Monday, December 12, 2011

DFA, Others Urge White House to Intervene on Dioxin Reassessment
IDFA and other members of the Food Industry Dioxin Working Group, a coalition of agriculture, processing and retail food organizations, today asked the White House to take a role in the Environmental Protection Agency's ongoing efforts to finalize a draft dioxin risk reassessment. In a letter to Melody Barnes, assistant to the president for domestic policy, the coalition expressed its concern that EPA's proposed recommendations would confuse consumers and seriously harm U.S. trade.

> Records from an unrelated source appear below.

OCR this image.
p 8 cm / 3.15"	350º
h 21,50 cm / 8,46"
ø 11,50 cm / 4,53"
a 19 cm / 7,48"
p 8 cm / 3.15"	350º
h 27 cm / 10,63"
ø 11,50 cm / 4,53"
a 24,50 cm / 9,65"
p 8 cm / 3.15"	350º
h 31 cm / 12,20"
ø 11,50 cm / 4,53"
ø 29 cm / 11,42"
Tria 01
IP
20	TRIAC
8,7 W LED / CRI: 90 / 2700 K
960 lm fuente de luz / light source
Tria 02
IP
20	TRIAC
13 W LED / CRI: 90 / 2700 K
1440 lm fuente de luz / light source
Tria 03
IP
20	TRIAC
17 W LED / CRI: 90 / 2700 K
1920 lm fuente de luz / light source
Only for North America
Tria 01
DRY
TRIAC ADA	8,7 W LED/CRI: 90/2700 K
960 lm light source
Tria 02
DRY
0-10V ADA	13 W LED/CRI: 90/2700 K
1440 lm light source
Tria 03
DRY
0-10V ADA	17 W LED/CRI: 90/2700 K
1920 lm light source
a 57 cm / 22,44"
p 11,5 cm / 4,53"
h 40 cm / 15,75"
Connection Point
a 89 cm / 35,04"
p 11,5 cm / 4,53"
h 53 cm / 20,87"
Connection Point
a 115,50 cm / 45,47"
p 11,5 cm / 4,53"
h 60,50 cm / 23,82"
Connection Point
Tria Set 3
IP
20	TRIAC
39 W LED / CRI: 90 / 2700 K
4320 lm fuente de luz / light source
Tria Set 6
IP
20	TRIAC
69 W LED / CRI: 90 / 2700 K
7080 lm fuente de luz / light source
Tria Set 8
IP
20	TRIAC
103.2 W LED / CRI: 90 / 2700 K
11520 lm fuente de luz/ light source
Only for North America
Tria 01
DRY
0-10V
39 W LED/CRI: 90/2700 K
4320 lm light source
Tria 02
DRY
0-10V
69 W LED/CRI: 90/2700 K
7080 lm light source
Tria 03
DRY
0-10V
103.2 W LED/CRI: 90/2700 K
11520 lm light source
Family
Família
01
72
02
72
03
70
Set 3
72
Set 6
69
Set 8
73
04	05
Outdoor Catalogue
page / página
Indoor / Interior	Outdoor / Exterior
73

The term dioxin refers to a group of chemicals that are byproducts of natural and industrial processes involving combustion, such as forest fires and backyard burning. They are introduced to animals through the air, soil and plants.

Although EPA estimates that 95 percent of dioxin intake comes through food, studies by the Centers for Disease Control and Prevention and the U.S. Department of Agriculture show that exposure to dioxin from the environment and the food supply is very low and continues to decline.

"We are concerned with EPA's plan to break from longstanding international science-based dioxin standards and split the reassessment into non-cancer and cancer risk assessments, while setting a reference dose (RfD) for non-cancer risk," the letter said. "Since the primary route of human exposure to dioxin is through food, this would not only mislead and frighten consumers about the safety of their diets, but could have significant negative economic impact on all U.S. food producers."

The coalition urged Barnes to ensure that opinions from all affected federal agencies are considered equally in the administration's approach to dioxin risk. The heads of these agencies, including the U.S. Department of Agriculture, the Food and Drug Administration and the U.S. Trade Representative, also received copies of the letter.

EPA has been working to complete a comprehensive review of dioxin for more than 20 years and recently announced plans to release its final conclusions in January. IDFA sent letters last month to Agriculture Secretary Tom Vilsack and FDA Commissioner Margaret Hamburg to express concerns about EPA's approach.